Distintas expresiones de violencia recorren la sociedad como constantes históricas: autoritarismo, impunidad, racismo, machismo. Las formas actuales, aumentadas por el conflicto armado reciente, son una continuación de esa historia violenta.
La violencia constituye un problema de salud pública. La Organización Mundial de la Salud considera epidemia, en términos sanitarios, una tasa superior a 10 homicidios anuales por cada 100 000 habitantes. Ahora esa tasa ronda los 35 homicidios, con 15 muertes violentas diarias. Sin ser pesimistas ni agoreros, técnicamente puede decirse que, desde el punto de vista de la seguridad y de la convivencia cotidiana, ahora la sociedad está en una situación comparativa no sustancialmente distinta al conflicto armado.
Si no se está peor que durante la guerra, la actual explosión de violencia abre inquietantes interrogantes sobre la sociedad posconflicto que se está construyendo.
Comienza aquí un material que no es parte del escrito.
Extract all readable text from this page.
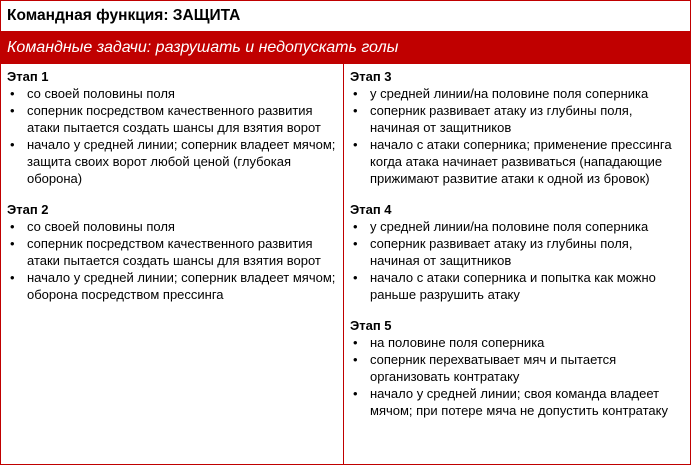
Командная функция: ЗАЩИТА
Командные задачи: разрушать и недопускать голы
Этап 1
• со своей половины поля
• соперник посредством качественного развития атаки пытается создать шансы для взятия ворот
• начало у средней линии; соперник владеет мячом; защита своих ворот любой ценой (глубокая оборона)
Этап 2
• со своей половины поля
• соперник посредством качественного развития атаки пытается создать шансы для взятия ворот
• начало у средней линии; соперник владеет мячом; оборона посредством прессинга
Этап 3
• у средней линии/на половине поля соперника
• соперник развивает атаку из глубины поля, начиная от защитников
• начало с атаки соперника; применение прессинга когда атака начинает развиваться (нападающие прижимают развитие атаки к одной из бровок)
Этап 4
• у средней линии/на половине поля соперника
• соперник развивает атаку из глубины поля, начиная от защитников
• начало с атаки соперника и попытка как можно раньше разрушить атаку
Этап 5
• на половине поля соперника
• соперник перехватывает мяч и пытается организовать контратаку
• начало у средней линии; своя команда владеет мячом; при потере мяча не допустить контратаку
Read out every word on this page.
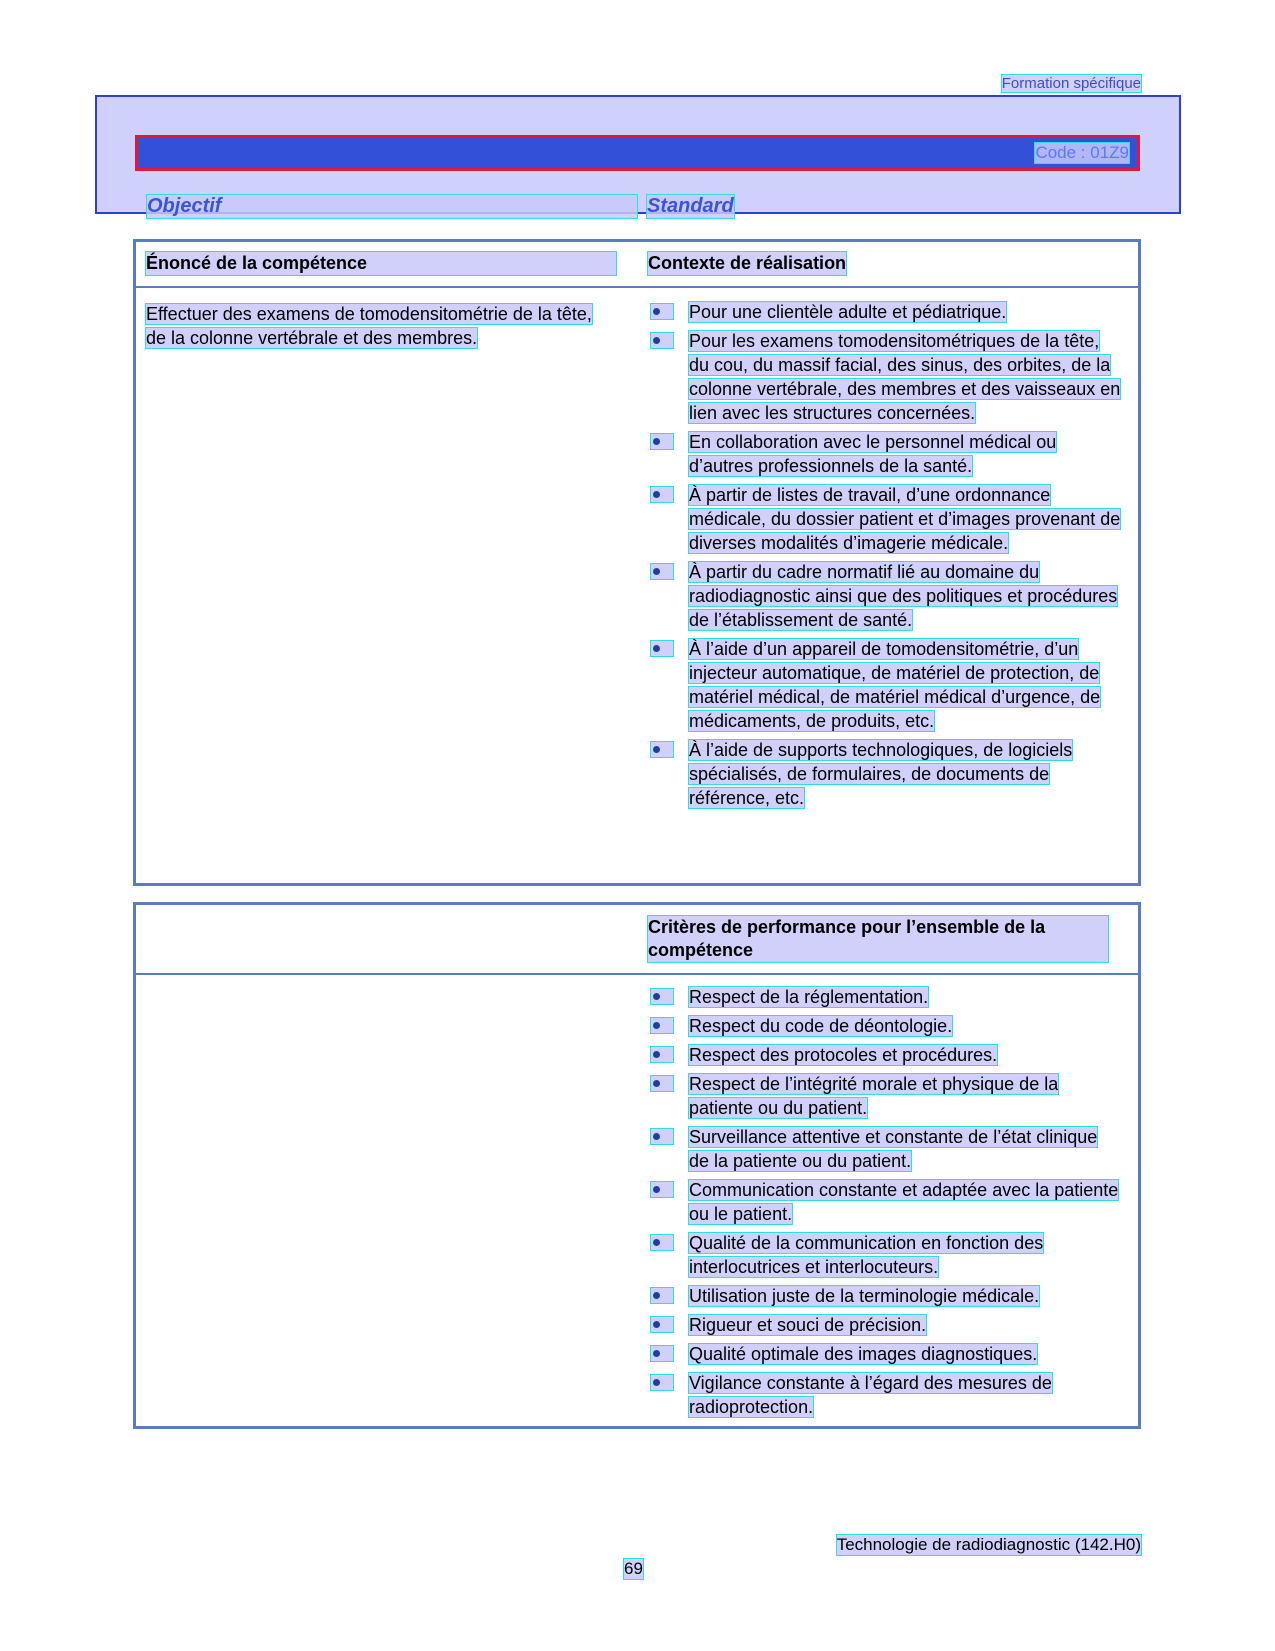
Formation spécifique
Code : 01Z9
Objectif	Standard
Énoncé de la compétence	Contexte de réalisation
Effectuer des examens de tomodensitométrie de la tête, de la colonne vertébrale et des membres.
Pour une clientèle adulte et pédiatrique.
Pour les examens tomodensitométriques de la tête, du cou, du massif facial, des sinus, des orbites, de la colonne vertébrale, des membres et des vaisseaux en lien avec les structures concernées.
En collaboration avec le personnel médical ou d’autres professionnels de la santé.
À partir de listes de travail, d’une ordonnance médicale, du dossier patient et d’images provenant de diverses modalités d’imagerie médicale.
À partir du cadre normatif lié au domaine du radiodiagnostic ainsi que des politiques et procédures de l’établissement de santé.
À l’aide d’un appareil de tomodensitométrie, d’un injecteur automatique, de matériel de protection, de matériel médical, de matériel médical d’urgence, de médicaments, de produits, etc.
À l’aide de supports technologiques, de logiciels spécialisés, de formulaires, de documents de référence, etc.
Critères de performance pour l’ensemble de la compétence
Respect de la réglementation.
Respect du code de déontologie.
Respect des protocoles et procédures.
Respect de l’intégrité morale et physique de la patiente ou du patient.
Surveillance attentive et constante de l’état clinique de la patiente ou du patient.
Communication constante et adaptée avec la patiente ou le patient.
Qualité de la communication en fonction des interlocutrices et interlocuteurs.
Utilisation juste de la terminologie médicale.
Rigueur et souci de précision.
Qualité optimale des images diagnostiques.
Vigilance constante à l’égard des mesures de radioprotection.
Technologie de radiodiagnostic (142.H0)
69
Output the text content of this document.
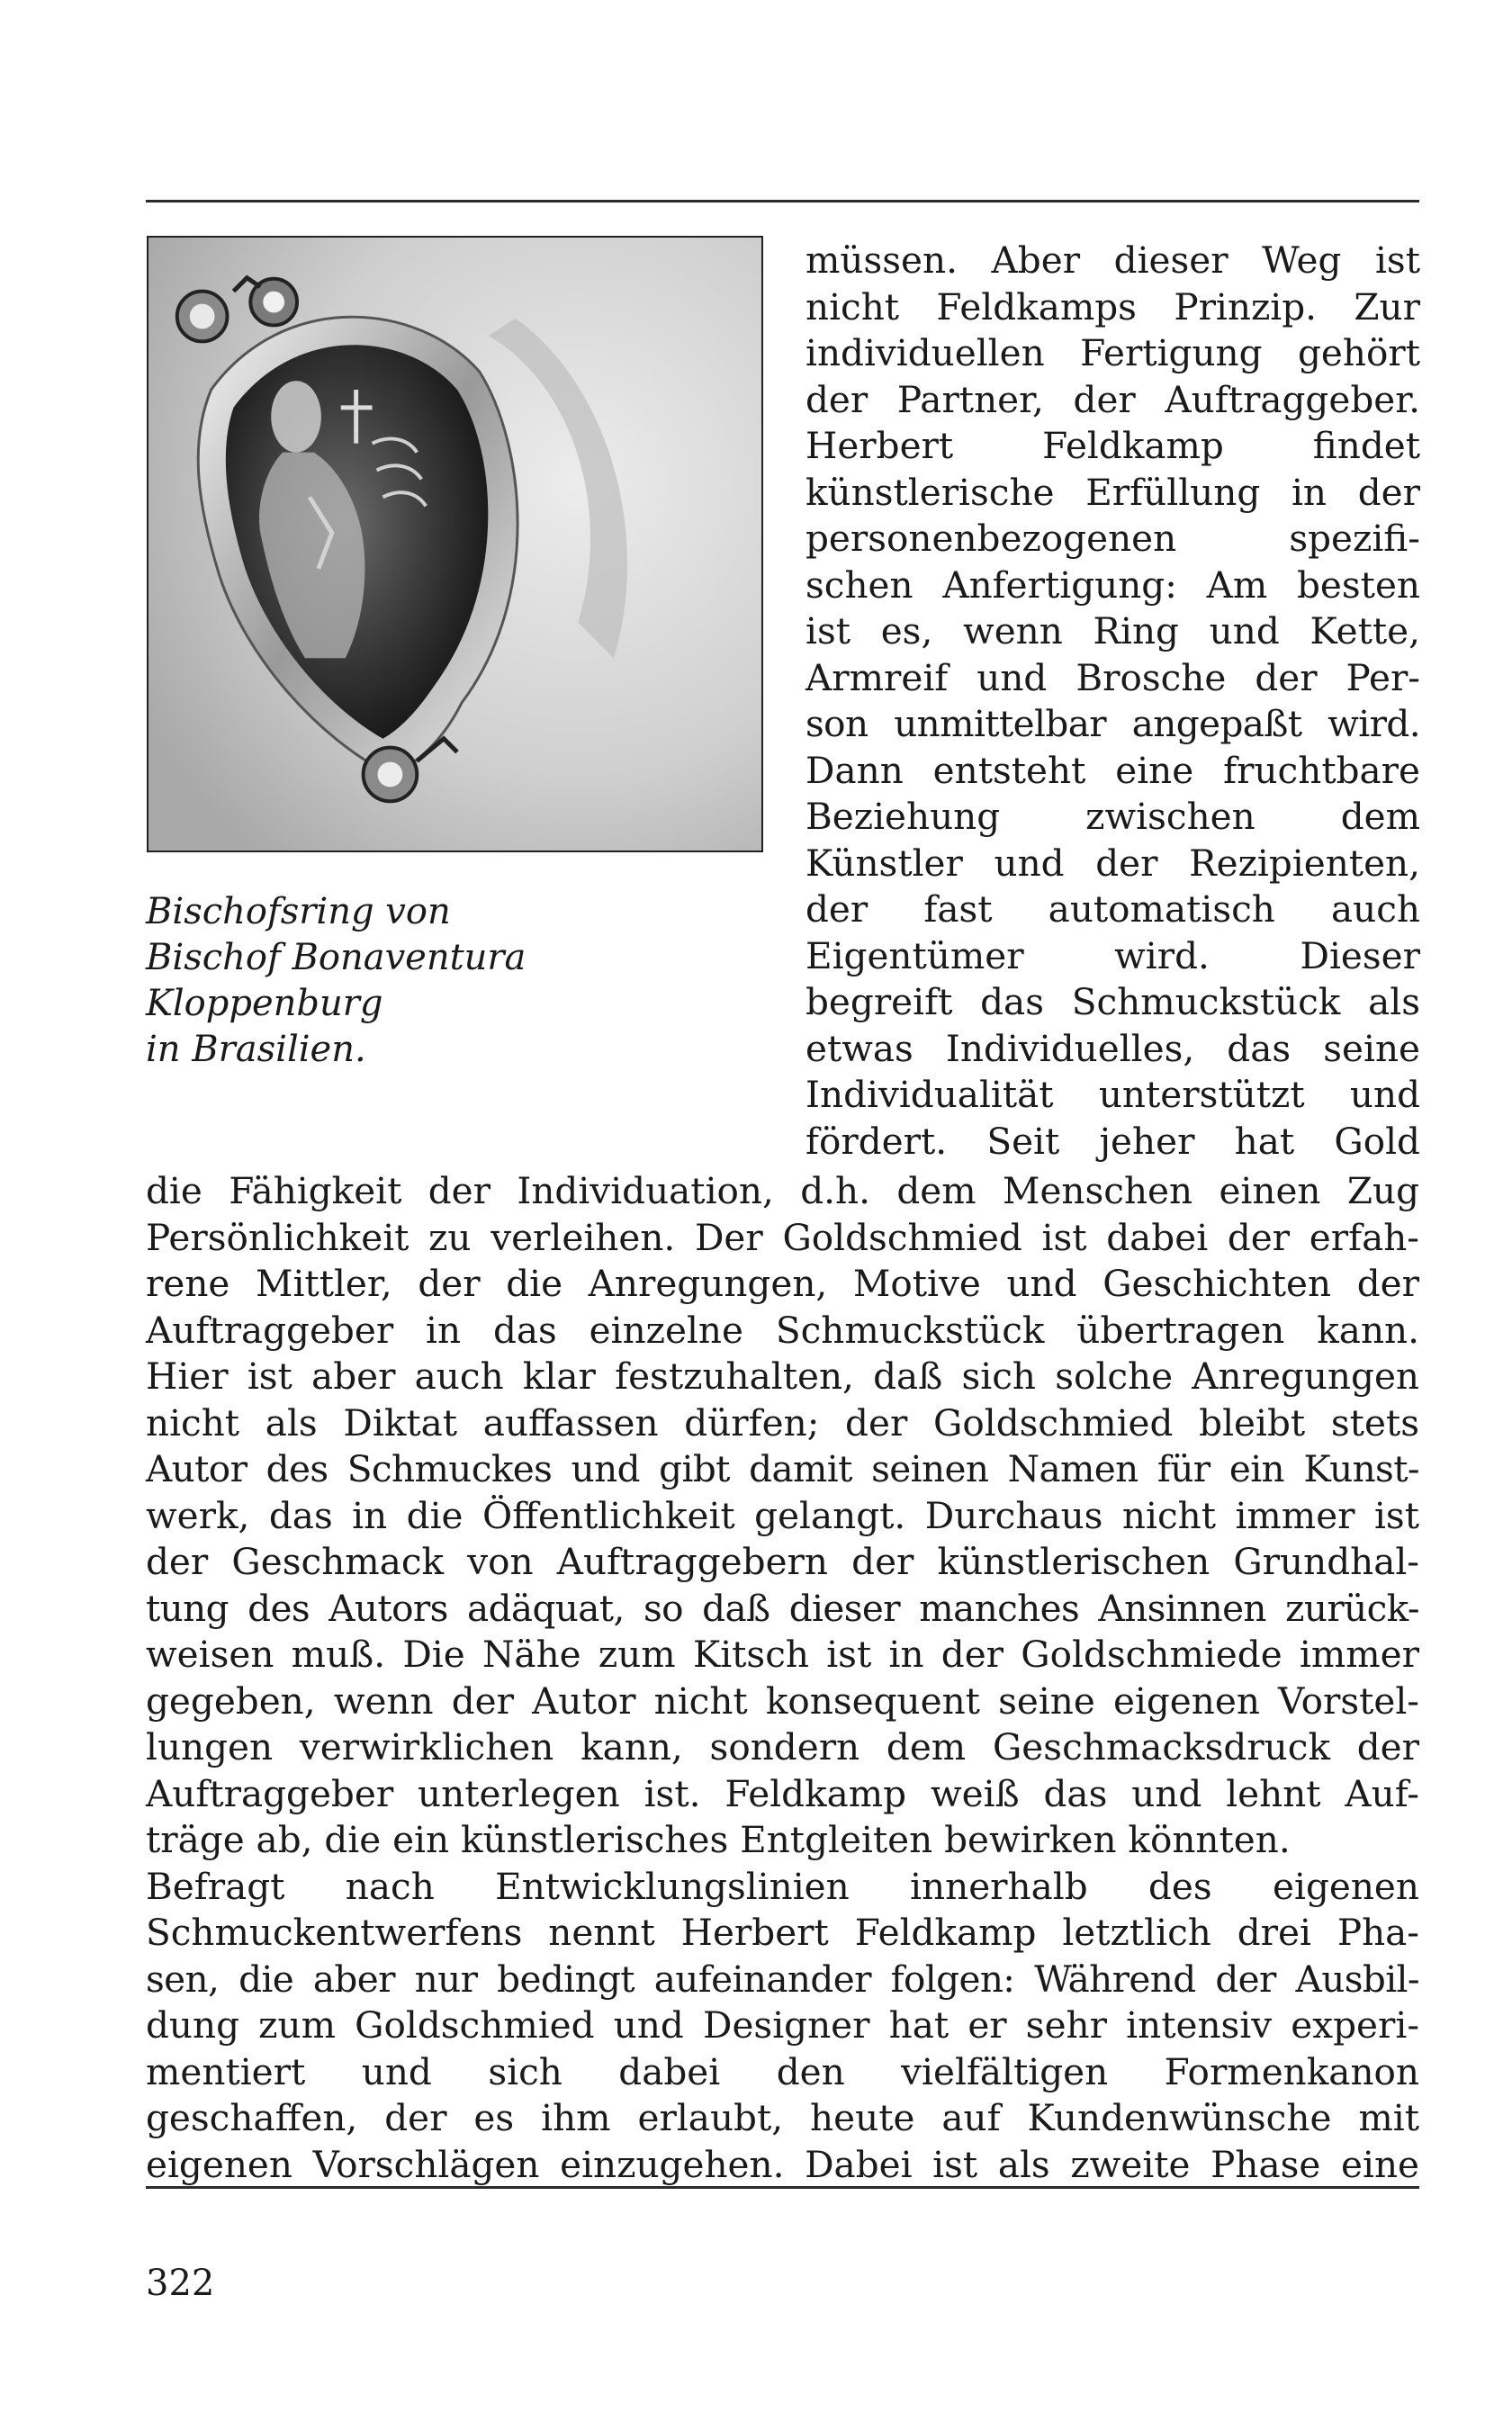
Bischofsring von
Bischof Bonaventura
Kloppenburg
in Brasilien.
müssen. Aber dieser Weg ist
nicht Feldkamps Prinzip. Zur
individuellen Fertigung gehört
der Partner, der Auftraggeber.
Herbert Feldkamp findet
künstlerische Erfüllung in der
personenbezogenen spezifi-
schen Anfertigung: Am besten
ist es, wenn Ring und Kette,
Armreif und Brosche der Per-
son unmittelbar angepaßt wird.
Dann entsteht eine fruchtbare
Beziehung zwischen dem
Künstler und der Rezipienten,
der fast automatisch auch
Eigentümer wird. Dieser
begreift das Schmuckstück als
etwas Individuelles, das seine
Individualität unterstützt und
fördert. Seit jeher hat Gold
die Fähigkeit der Individuation, d.h. dem Menschen einen Zug
Persönlichkeit zu verleihen. Der Goldschmied ist dabei der erfah-
rene Mittler, der die Anregungen, Motive und Geschichten der
Auftraggeber in das einzelne Schmuckstück übertragen kann.
Hier ist aber auch klar festzuhalten, daß sich solche Anregungen
nicht als Diktat auffassen dürfen; der Goldschmied bleibt stets
Autor des Schmuckes und gibt damit seinen Namen für ein Kunst-
werk, das in die Öffentlichkeit gelangt. Durchaus nicht immer ist
der Geschmack von Auftraggebern der künstlerischen Grundhal-
tung des Autors adäquat, so daß dieser manches Ansinnen zurück-
weisen muß. Die Nähe zum Kitsch ist in der Goldschmiede immer
gegeben, wenn der Autor nicht konsequent seine eigenen Vorstel-
lungen verwirklichen kann, sondern dem Geschmacksdruck der
Auftraggeber unterlegen ist. Feldkamp weiß das und lehnt Auf-
träge ab, die ein künstlerisches Entgleiten bewirken könnten.
Befragt nach Entwicklungslinien innerhalb des eigenen
Schmuckentwerfens nennt Herbert Feldkamp letztlich drei Pha-
sen, die aber nur bedingt aufeinander folgen: Während der Ausbil-
dung zum Goldschmied und Designer hat er sehr intensiv experi-
mentiert und sich dabei den vielfältigen Formenkanon
geschaffen, der es ihm erlaubt, heute auf Kundenwünsche mit
eigenen Vorschlägen einzugehen. Dabei ist als zweite Phase eine
322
En ese sentido, preocupan dos cuestiones: las causas estructurales que pusieron en marcha ese enfrentamiento interno en la década de los 60 del siglo pasado no han cambiado, a lo que se suma la pesada carga dejada por uno de los más sangrientos conflictos que se vivió en Latinoamérica durante la Guerra Fría, secuela poco abordada y que refuerza la cultura de impunidad histórica.
Actualmente, la cotidianidad nos confronta con nuevas formas de violencia. No hay enfrentamientos armados entre Ejército y movimiento insurgente, pero la situación de inseguridad que se vive a diario es comparativamente más preocupante. Aparecieron nuevas formas de violencia en estos últimos años: además de la tasa extremadamente alta de homicidios, vemos una explosión del crimen organizado manejando crecientes cuotas de poder económico y, por tanto, político. Existen nuevas modalidades, como las pandillas juveniles (las maras), el auge del narcotráfico, el feminicidio (con un promedio de dos mujeres diarias asesinadas, muchas veces luego de una violación sexual), las campañas de limpieza social, los linchamientos.
Ante esto, la percepción generalizada raya en la desesperación. La violencia cotidiana ha pasado a ser el tema dominante y ha desplazado otras preocupaciones de la población. Agiganta esta percepción el continuo bombardeo mediático, que hace de la violencia mostrada en términos sensacionalistas algo normal. Ya pasó a ser frecuente la expresión «la delincuencia nos tiene de rodillas», con lo cual se logra un efecto de desesperanza en la población, no se propone ninguna salida y se asimila violencia con delincuencia, pero sin tocar las causas estructurales del fenómeno. En la conciencia colectiva, el fenómeno de las maras, por ejemplo, tiene más importancia que la pobreza estructural crónica o que la guerra recién vivida y su reforzamiento de la impunidad como conducta que marca toda la historia del país. Sin negar los índices alarmantes de violencia delincuencial que existen, es preocupante abordar la violencia solo con relación a los delitos y dejando afuera otras expresiones tan o más nocivas, como la exclusión económico-social, el racismo, el machismo. El autoritarismo y la impunidad como constantes que recorren toda la sociedad y la historia del país no se mencionan. El fantasma, azuzado de esta forma, no hace sino reforzar un clima de militarización donde la única respuesta posible ante la epidemia de violencia es más violencia, más control, más militarización.
Como causas de esta epidemia que se sufre a diario (y que no es solo delincuencia) tenemos un entrecruzamiento de factores:
- Pobreza generalizada.
- El legado histórico de violencia y su aceptación en la dinámica cotidiana normal.
- Una cultura de violencia que se manifiesta desde el mismo Estado y desde la forma como este se relaciona con la población.
- Impunidad reinante (un sistema de justicia oficial débil o inexistente y una justicia maya consuetudinaria deslegitimada por el discurso oficial).
- Proliferación de armas de fuego.
- Marcada militarización de la cultura ciudadana, marco general de una generalizada paranoia social con respuestas reactivas: medidas de seguridad por doquier, población civil armada, desconfianza, casas amuralladas, barrotes y alambradas.
No es posible una convivencia más armónica si no cambian las estructuras sociales en que se apoya la violencia: la pobreza, la exclusión social, la ignorancia, la impunidad. Como dijo una dirigente maya hablando de la actual democracia: «Nunca tuvimos tantos derechos como ahora, pero tampoco nunca tuvimos tanta hambre como ahora». Mientras siga habiendo gente con hambre, seguirá la violencia y será imposible hablar con seriedad de armonía social. Porque, como expresara alguien mordazmente, es muy probable que, hambrientos, terminemos comiéndonos la palomita de la paz.